Do lado de minha mãe, um tantão de tios e tias, inclusive os agregados pelo casamento. Os mais velhos assumiam o papel de guardião, mas sempre muito divertidos e, com um jeito especial, indicando o caminho a seguir. Edinho foi o ponto de inflexão nesta sequência. Um fato marcante aconteceu por volta de 1969, numa madrugada em São Paulo, quando voltávamos a pé para casa, pois os ônibus não circulavam nestas horas. Passávamos por Ibirapuera e resolvemos subir no Monumento aos Bandeirantes. Era época da ditadura. Quando estávamos aproveitando a vista do alto do Monumento, chegaram os militares, nos mandaram descer e logo perguntaram onde tínhamos colocado a bomba. Penso que nossa cara de espanto foi tão grande, que eles apenas pediram nossos documentos e depois nos mandaram ir para casa, sem inventar estripulias. Nesta mesma época, Edinho e Abraão, um amigo colega de Duda, carregaram uma cadeira de “pau” de abrir quando saíamos de um bar. Em casa, minha mãe exigiu que Edinho voltasse para devolver, mas a cadeira ficou comigo até a mudança para os Estados Unidos, quando devolvi para Edinho, seu verdadeiro proprietário.
Tive a sorte de conviver com tia Noe e tia Norma toda minha infância, quando morávamos juntas e, quando se casaram, sempre moraram por perto. Lembro-me, quando era muito nova, acordei à noite com medo de alma, coisa comum naquela época, antes deste negócio do politicamente correto. Corri para a cama das duas e foi lá que aprendi a mandar as almas para o outro mundo. Com elas, aprendi a me livrar das coisas que assustam.
E o tio Pango? Ninguém pode deixar de falar dele. Além de tio e companheiro, Fernando se caracteriza como um dos tripés da família (que podem ser três, mas também podem 20). Mesmo depois dos sessentas, é para ele que corro para me “aconselhar”.
Não posso falar de todos os tios aqui, pois este não seria um post, mas um livro de muitas páginas, ainda mais se somasse os agregados, Inocêncio, Elifaz e, como não, tia Sandra(!), que literalmente deu conta da chegada de Nara e Mariana. Cada tio me deu um pedacinho de si, que consolidou e faz parte de minha personalidade.
No facebook e principalmente no whatsup, sempre estão os recadinhos e os elogios de Anete, de Ivana, Ana Paula, enfim, dos tios e tias para os sobrinhos, comprovando que os tios continuam firme no seu papel, fortalecendo a estrutura familiar e demonstrando a fortaleza e a preciosidade desta relação.
O que mais me espanta é que inventam dia para tudo. Tem os tradicionais dias dos pais, das mães, dos namorados, e agora do animal de estimação, do abraço, do amigo e outros muitos até esquisitos. Mas, cadê o dia dos tios?
Para que? eles são especiais todos os dias.

6 comentários:

Fernando disse...

SER TIO É DIVIDIR RESPONSABILIDADE COM SEUS IRMÃOS ...................salve tia Cecília.

Fernando

Bel B disse...

Nunca vi a palavra bônus, aqui no Brasil, ser usada para um cantinho a mais numa casa. Muito legal, melhor um bônus que um cômodo extra, ou qualquer coisa assim como se falam. O bônus realmente já nos dá ideia de coisa boa.
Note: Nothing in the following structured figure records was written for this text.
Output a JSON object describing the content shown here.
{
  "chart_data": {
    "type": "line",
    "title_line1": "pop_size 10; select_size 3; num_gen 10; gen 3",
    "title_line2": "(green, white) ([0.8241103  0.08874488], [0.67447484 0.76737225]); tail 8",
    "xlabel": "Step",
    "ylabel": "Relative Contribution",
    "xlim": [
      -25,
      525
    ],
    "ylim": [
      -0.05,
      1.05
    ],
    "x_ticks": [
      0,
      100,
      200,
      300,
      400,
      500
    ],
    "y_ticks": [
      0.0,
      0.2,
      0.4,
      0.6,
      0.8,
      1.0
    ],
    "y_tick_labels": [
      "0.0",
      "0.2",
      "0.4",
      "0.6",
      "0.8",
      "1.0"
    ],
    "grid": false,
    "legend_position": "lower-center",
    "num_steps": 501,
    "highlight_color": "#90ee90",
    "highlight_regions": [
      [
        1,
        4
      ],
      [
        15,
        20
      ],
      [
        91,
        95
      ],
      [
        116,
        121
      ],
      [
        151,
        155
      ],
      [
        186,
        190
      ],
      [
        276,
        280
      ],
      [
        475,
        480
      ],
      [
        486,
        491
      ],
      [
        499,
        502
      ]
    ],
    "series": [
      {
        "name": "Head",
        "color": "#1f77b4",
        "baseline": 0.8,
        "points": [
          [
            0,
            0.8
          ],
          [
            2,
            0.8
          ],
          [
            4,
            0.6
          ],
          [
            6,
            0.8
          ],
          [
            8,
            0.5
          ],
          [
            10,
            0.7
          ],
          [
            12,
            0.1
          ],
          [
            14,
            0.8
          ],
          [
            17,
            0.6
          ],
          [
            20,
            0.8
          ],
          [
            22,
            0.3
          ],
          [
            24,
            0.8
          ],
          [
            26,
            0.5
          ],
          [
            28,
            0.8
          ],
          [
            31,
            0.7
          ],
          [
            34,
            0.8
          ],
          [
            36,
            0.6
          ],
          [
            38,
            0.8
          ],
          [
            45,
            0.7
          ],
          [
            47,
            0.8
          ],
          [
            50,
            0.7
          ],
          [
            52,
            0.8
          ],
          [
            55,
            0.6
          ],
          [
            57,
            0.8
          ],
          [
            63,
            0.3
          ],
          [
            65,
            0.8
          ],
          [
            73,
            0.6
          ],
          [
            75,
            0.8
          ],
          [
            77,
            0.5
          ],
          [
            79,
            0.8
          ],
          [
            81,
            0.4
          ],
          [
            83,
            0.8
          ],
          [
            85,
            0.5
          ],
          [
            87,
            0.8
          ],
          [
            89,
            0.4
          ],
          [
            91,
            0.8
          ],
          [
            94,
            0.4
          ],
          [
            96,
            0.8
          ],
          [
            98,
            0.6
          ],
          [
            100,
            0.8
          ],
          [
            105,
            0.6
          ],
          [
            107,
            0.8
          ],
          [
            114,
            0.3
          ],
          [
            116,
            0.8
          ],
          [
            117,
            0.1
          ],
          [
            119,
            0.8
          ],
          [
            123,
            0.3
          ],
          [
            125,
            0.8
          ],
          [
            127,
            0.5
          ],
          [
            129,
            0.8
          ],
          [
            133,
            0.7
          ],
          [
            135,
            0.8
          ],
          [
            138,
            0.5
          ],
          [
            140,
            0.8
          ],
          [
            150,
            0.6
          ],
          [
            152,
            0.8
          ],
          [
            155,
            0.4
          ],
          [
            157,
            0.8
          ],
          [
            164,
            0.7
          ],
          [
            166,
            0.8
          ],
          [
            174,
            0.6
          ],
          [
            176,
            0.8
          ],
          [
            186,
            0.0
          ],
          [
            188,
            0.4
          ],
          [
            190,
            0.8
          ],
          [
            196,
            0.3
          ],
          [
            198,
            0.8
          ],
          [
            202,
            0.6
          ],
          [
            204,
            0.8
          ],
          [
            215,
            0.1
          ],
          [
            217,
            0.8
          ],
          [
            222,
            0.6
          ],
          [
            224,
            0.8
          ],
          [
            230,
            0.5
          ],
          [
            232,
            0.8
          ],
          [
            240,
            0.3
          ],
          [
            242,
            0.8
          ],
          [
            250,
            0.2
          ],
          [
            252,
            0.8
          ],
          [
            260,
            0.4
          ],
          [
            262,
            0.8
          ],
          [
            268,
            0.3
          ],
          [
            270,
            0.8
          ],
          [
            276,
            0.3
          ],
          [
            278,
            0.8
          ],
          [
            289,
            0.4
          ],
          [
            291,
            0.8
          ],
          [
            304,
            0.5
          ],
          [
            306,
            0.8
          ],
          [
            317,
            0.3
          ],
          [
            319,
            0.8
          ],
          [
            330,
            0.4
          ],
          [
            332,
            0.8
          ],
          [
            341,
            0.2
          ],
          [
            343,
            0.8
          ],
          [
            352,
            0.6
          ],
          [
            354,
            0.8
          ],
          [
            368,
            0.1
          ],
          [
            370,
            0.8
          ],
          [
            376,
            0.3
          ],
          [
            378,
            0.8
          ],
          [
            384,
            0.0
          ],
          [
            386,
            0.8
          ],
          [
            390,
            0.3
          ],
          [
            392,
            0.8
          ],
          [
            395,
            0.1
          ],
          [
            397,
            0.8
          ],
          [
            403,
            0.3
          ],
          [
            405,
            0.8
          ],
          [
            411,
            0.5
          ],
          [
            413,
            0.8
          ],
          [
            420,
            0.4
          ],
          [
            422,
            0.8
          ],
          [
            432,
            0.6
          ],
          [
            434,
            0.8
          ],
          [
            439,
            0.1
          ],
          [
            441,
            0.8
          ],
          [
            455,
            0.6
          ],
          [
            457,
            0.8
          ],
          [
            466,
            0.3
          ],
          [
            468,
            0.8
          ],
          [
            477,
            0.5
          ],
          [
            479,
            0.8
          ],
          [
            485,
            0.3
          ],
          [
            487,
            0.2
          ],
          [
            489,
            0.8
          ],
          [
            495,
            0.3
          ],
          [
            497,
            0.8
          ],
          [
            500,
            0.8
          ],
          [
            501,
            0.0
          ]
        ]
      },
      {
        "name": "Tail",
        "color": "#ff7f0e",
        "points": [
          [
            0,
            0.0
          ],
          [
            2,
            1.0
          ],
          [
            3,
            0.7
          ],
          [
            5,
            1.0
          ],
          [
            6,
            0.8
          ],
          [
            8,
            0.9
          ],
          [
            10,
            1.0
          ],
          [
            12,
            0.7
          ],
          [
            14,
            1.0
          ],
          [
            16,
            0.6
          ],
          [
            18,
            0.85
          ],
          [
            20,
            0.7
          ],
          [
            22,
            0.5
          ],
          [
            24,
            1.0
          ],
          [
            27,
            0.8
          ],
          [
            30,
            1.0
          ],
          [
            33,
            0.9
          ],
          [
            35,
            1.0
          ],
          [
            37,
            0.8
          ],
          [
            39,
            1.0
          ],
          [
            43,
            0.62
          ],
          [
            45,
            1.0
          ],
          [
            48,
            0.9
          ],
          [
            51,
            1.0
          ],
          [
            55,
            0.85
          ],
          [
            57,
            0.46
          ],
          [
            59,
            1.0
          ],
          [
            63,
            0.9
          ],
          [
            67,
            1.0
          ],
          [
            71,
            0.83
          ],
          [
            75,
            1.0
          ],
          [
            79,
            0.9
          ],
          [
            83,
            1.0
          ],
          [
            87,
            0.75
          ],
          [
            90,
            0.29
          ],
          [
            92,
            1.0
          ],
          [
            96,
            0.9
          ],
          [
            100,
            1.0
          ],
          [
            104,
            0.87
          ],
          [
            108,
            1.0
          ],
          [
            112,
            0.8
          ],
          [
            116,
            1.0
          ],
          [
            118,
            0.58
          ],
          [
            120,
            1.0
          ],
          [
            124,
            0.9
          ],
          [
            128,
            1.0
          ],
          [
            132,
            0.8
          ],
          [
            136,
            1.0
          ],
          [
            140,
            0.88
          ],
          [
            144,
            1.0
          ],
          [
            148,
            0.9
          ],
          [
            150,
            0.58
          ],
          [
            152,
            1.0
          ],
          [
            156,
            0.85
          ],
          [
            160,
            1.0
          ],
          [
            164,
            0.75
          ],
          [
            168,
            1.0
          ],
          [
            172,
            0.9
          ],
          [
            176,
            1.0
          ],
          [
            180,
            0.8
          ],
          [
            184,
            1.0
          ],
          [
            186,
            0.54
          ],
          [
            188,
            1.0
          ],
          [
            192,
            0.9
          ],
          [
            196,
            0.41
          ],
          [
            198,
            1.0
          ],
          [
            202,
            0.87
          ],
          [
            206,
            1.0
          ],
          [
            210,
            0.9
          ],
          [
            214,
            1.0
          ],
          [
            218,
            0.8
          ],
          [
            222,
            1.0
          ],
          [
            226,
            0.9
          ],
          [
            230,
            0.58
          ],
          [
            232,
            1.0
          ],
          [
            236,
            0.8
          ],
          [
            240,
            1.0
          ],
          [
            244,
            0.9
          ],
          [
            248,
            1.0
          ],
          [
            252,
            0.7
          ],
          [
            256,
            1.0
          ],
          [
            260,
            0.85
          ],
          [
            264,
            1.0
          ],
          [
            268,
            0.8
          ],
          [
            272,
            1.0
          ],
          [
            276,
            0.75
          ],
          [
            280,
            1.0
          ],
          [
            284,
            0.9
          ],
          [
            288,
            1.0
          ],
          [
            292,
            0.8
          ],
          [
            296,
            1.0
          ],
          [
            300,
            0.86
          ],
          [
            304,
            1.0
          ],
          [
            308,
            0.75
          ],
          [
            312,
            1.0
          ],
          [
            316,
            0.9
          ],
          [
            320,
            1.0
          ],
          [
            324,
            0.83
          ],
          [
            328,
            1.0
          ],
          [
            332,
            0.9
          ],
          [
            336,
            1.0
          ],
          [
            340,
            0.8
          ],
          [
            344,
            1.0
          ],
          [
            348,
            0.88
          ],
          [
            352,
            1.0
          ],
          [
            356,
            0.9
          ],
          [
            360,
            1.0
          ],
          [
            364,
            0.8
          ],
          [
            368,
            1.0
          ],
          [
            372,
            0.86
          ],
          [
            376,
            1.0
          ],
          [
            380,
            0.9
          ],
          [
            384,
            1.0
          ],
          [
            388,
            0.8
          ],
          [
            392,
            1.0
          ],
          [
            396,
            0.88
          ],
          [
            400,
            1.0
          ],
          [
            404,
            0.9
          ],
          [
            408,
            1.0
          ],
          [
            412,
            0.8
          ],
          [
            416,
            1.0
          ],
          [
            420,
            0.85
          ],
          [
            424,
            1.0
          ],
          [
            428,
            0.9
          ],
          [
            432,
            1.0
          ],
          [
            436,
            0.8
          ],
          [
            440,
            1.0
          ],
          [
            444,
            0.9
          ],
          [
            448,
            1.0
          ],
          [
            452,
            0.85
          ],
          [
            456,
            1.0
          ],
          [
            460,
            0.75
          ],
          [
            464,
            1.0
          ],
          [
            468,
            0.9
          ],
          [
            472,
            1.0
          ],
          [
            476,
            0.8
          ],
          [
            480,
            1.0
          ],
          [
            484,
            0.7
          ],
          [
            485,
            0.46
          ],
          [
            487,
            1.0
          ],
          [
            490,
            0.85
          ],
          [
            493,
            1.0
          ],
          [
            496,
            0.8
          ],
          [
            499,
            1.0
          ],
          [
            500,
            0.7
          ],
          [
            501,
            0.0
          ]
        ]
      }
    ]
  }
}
Depois que começaram a chamar todos de tios, não aqueles que eram amigos de família e viravam verdadeiros tios, mas sim esta banalização das crianças chamarem os professores de tios, os meninos de rua chamarem as pessoas de tios, os colegas e amigos dos filhos e sobrinhos que a primeira vez que nos encontra começam a nos chamar de tios (as vezes eu até me espantava!)... o tio ficou um pouco desvalorizado.
Eu que sou só tia vivo defendendo esta classe, mas ficava pensando será que é porque não sou mãe? Finalmente aparece alguém que é mãe e avó, fazendo uma bela homenagem aos tios.


Fernando disse...

Um certo dia parei numa sinaleira e um pivete se dirigiu a mim : "Tio, me dá um dinheiro!" E eu respondi, bem calmo: "se você fosse filho de meu irmão, eu dava uma surra em seu pai e lhe levava agora daqui seu fdp!"... Eu não sou seu tio!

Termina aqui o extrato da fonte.